Po wykonaniu rozdziału ekstraktu ze szpinaku za pomocą chromatografii kolumnowej
należy wykonać analizę TLC uzyskanych frakcji a następnie ocenić jakość rozdziału LC.
Procedura analizy TLC. Napełnić komorę chromatograficzną odpowiednią fazą
ruchomą (V = 3 ml) i pozostawić na około 5-10 min. W tym czasie przygotować płytki TLC,
czyli narysować delikatnie miękkim ołówkiem:
- linię startową około 0,8 cm od dolnego brzegu płytki i zaznaczyć na niej punkty nanoszenia
próbek,
3
- linię końcową około 1 cm od górnego brzegu płytki.
Nanieść na płytkę po około 3 - 5 µL roztworów badanych próbek, uważając, aby
plamka nie miała średnicy większej niż 2 mm; im mniejsza średnica, tym mniejsze rozmycie
plamki w czasie rozwijania chromatogramu. Można powtarzać nanoszenie roztworu po jego
wyschnięciu na płytce. Ilość nanoszonego roztworu zależy od jego stężenia.
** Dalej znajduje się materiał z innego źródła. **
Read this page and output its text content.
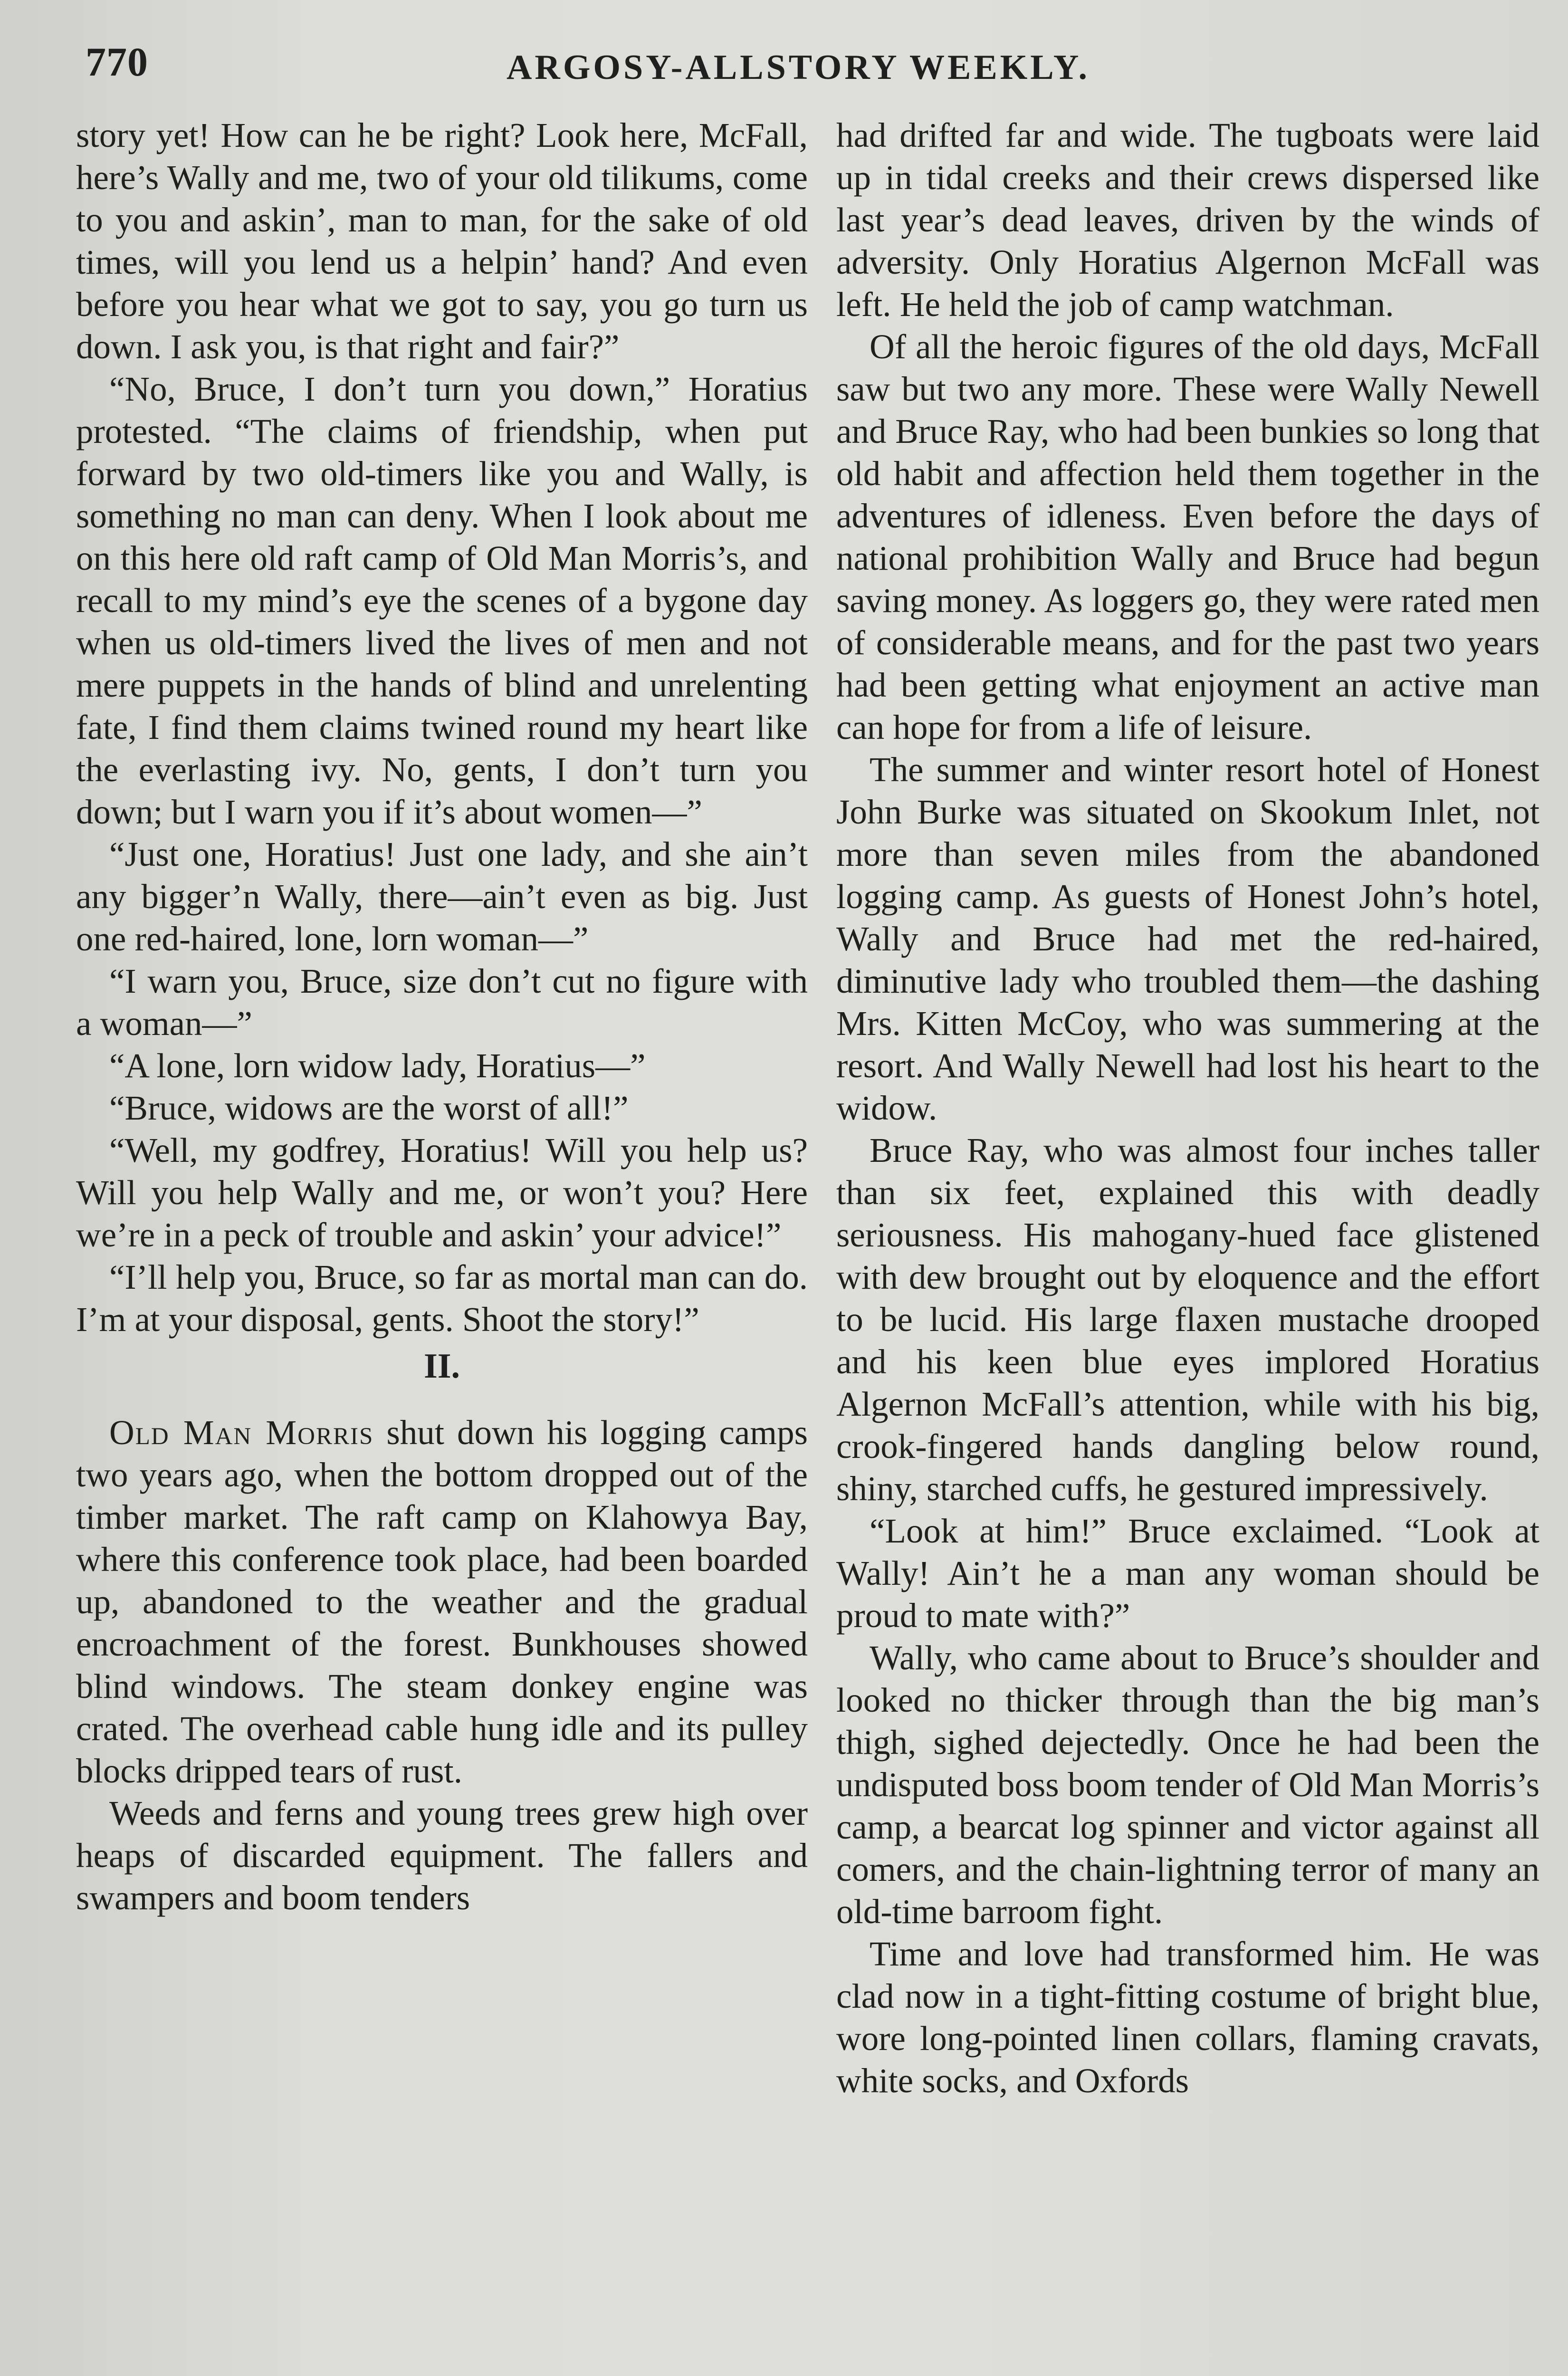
770	ARGOSY-ALLSTORY WEEKLY.

story yet! How can he be right? Look here, McFall, here’s Wally and me, two of your old tilikums, come to you and askin’, man to man, for the sake of old times, will you lend us a helpin’ hand? And even before you hear what we got to say, you go turn us down. I ask you, is that right and fair?”

“No, Bruce, I don’t turn you down,” Horatius protested. “The claims of friendship, when put forward by two old-timers like you and Wally, is something no man can deny. When I look about me on this here old raft camp of Old Man Morris’s, and recall to my mind’s eye the scenes of a bygone day when us old-timers lived the lives of men and not mere puppets in the hands of blind and unrelenting fate, I find them claims twined round my heart like the everlasting ivy. No, gents, I don’t turn you down; but I warn you if it’s about women—”

“Just one, Horatius! Just one lady, and she ain’t any bigger’n Wally, there—ain’t even as big. Just one red-haired, lone, lorn woman—”

“I warn you, Bruce, size don’t cut no figure with a woman—”

“A lone, lorn widow lady, Horatius—”

“Bruce, widows are the worst of all!”

“Well, my godfrey, Horatius! Will you help us? Will you help Wally and me, or won’t you? Here we’re in a peck of trouble and askin’ your advice!”

“I’ll help you, Bruce, so far as mortal man can do. I’m at your disposal, gents. Shoot the story!”

II.

Old Man Morris shut down his logging camps two years ago, when the bottom dropped out of the timber market. The raft camp on Klahowya Bay, where this conference took place, had been boarded up, abandoned to the weather and the gradual encroachment of the forest. Bunkhouses showed blind windows. The steam donkey engine was crated. The overhead cable hung idle and its pulley blocks dripped tears of rust.

Weeds and ferns and young trees grew high over heaps of discarded equipment. The fallers and swampers and boom tenders

had drifted far and wide. The tugboats were laid up in tidal creeks and their crews dispersed like last year’s dead leaves, driven by the winds of adversity. Only Horatius Algernon McFall was left. He held the job of camp watchman.

Of all the heroic figures of the old days, McFall saw but two any more. These were Wally Newell and Bruce Ray, who had been bunkies so long that old habit and affection held them together in the adventures of idleness. Even before the days of national prohibition Wally and Bruce had begun saving money. As loggers go, they were rated men of considerable means, and for the past two years had been getting what enjoyment an active man can hope for from a life of leisure.

The summer and winter resort hotel of Honest John Burke was situated on Skookum Inlet, not more than seven miles from the abandoned logging camp. As guests of Honest John’s hotel, Wally and Bruce had met the red-haired, diminutive lady who troubled them—the dashing Mrs. Kitten McCoy, who was summering at the resort. And Wally Newell had lost his heart to the widow.

Bruce Ray, who was almost four inches taller than six feet, explained this with deadly seriousness. His mahogany-hued face glistened with dew brought out by eloquence and the effort to be lucid. His large flaxen mustache drooped and his keen blue eyes implored Horatius Algernon McFall’s attention, while with his big, crook-fingered hands dangling below round, shiny, starched cuffs, he gestured impressively.

“Look at him!” Bruce exclaimed. “Look at Wally! Ain’t he a man any woman should be proud to mate with?”

Wally, who came about to Bruce’s shoulder and looked no thicker through than the big man’s thigh, sighed dejectedly. Once he had been the undisputed boss boom tender of Old Man Morris’s camp, a bearcat log spinner and victor against all comers, and the chain-lightning terror of many an old-time barroom fight.

Time and love had transformed him. He was clad now in a tight-fitting costume of bright blue, wore long-pointed linen collars, flaming cravats, white socks, and Oxfords
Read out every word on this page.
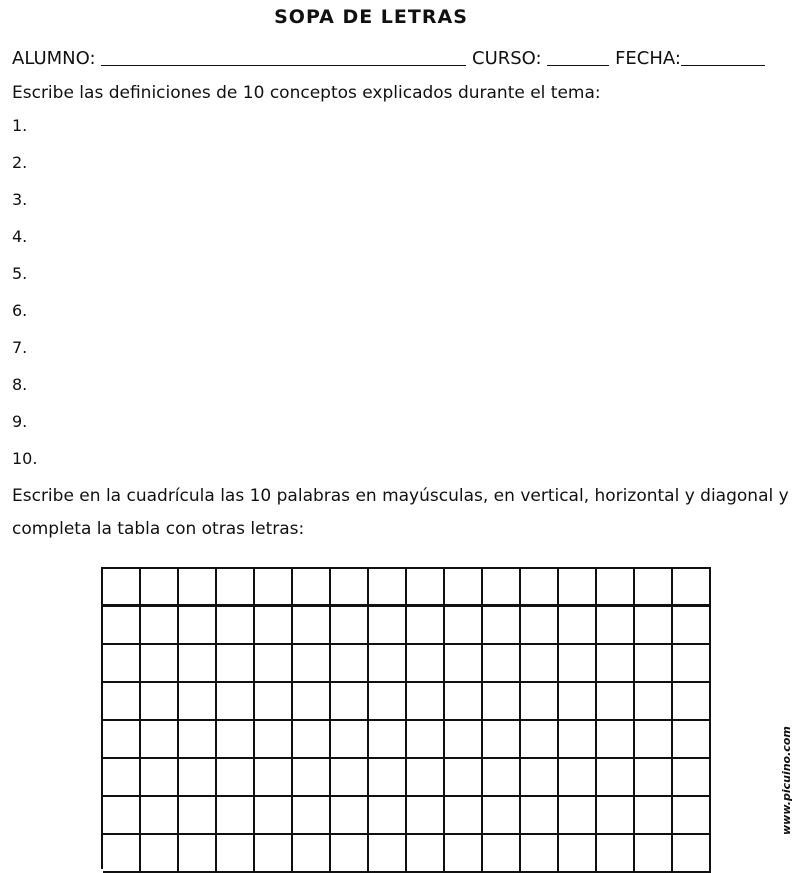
SOPA DE LETRAS
ALUMNO:	CURSO:	FECHA:
Escribe las definiciones de 10 conceptos explicados durante el tema:
1.
2.
3.
4.
5.
6.
7.
8.
9.
10.
Escribe en la cuadrícula las 10 palabras en mayúsculas, en vertical, horizontal y diagonal y completa la tabla con otras letras:
www.picuino.com
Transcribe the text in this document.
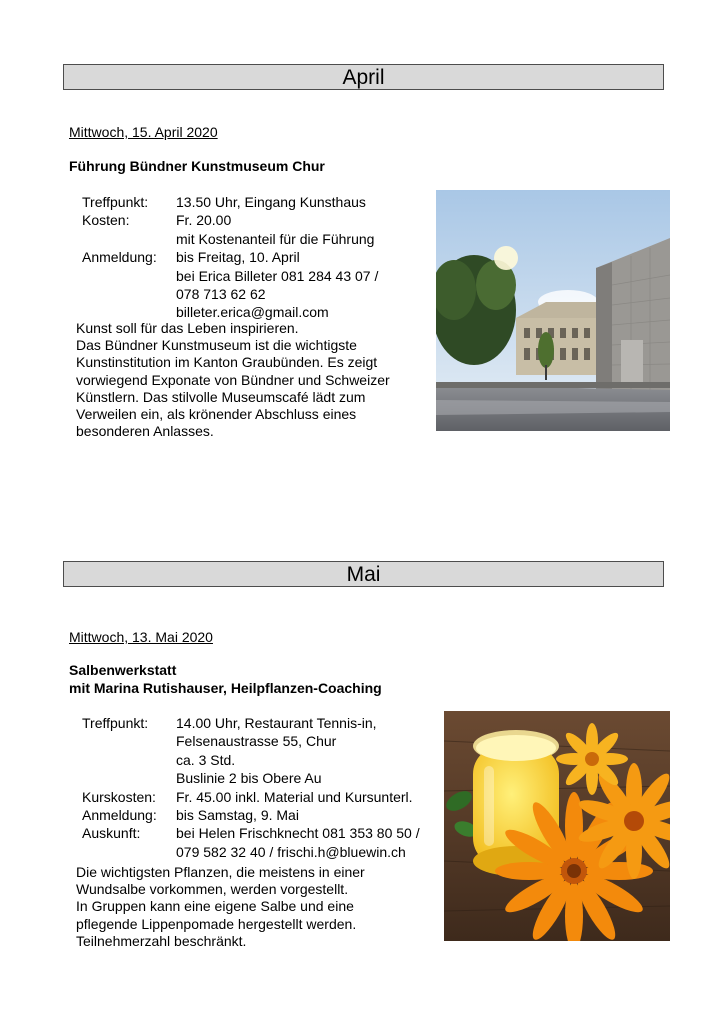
April
Mittwoch, 15. April 2020
Führung Bündner Kunstmuseum Chur
Treffpunkt:	13.50 Uhr, Eingang Kunsthaus
Kosten:	Fr. 20.00
	mit Kostenanteil für die Führung
Anmeldung:	bis Freitag, 10. April
	bei Erica Billeter 081 284 43 07 /
	078 713 62 62
	billeter.erica@gmail.com
Kunst soll für das Leben inspirieren.
Das Bündner Kunstmuseum ist die wichtigste
Kunstinstitution im Kanton Graubünden. Es zeigt
vorwiegend Exponate von Bündner und Schweizer
Künstlern. Das stilvolle Museumscafé lädt zum
Verweilen ein, als krönender Abschluss eines
besonderen Anlasses.
Mai
Mittwoch, 13. Mai 2020
Salbenwerkstatt
mit Marina Rutishauser, Heilpflanzen-Coaching
Treffpunkt:	14.00 Uhr, Restaurant Tennis-in,
	Felsenaustrasse 55, Chur
	ca. 3 Std.
	Buslinie 2 bis Obere Au
Kurskosten:	Fr. 45.00 inkl. Material und Kursunterl.
Anmeldung:	bis Samstag, 9. Mai
Auskunft:	bei Helen Frischknecht 081 353 80 50 /
	079 582 32 40 / frischi.h@bluewin.ch
Die wichtigsten Pflanzen, die meistens in einer
Wundsalbe vorkommen, werden vorgestellt.
In Gruppen kann eine eigene Salbe und eine
pflegende Lippenpomade hergestellt werden.
Teilnehmerzahl beschränkt.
Badane związki
są barwnikami, co powoduje, że łatwo można kontrolować ilość nanoszonego roztworu.
Należy nanieść taką ilość roztworu, aby uzyskać intensywne żółte, zielone lub szare
zabarwienie plamki.
Delikatnie, przy pomocy pęsety, wstawić płytkę TLC z naniesionymi substancjami do
komory chromatograficznej; boki płytki nie mogą dotykać ścian komory. Zamknąć komorę
i rozwijać chromatogram, do momentu, gdy czoło rozpuszczalnika będzie w odległości 1 cm
od górnego brzegu płytki, następnie wyjąć i wysuszyć płytkę.
Zrobić zdjęcie lub zeskenować płytkę TLC i dołączyć do sprawozdania. Należy zrobić
to jak najszybciej po wysuszeniu płytki, ponieważ niektóre z barwników mogą zmienić
zabarwienie pod wpływem powietrza. Wyznaczyć współczynniki opóźnienia RF i zanotować
zabarwienie dla wszystkich związków. Przedyskutować zasadność wyboru faz ruchomych 1 –
6 do rozdziału barwników ze szpinaku oceniając ich selektywność i polarność.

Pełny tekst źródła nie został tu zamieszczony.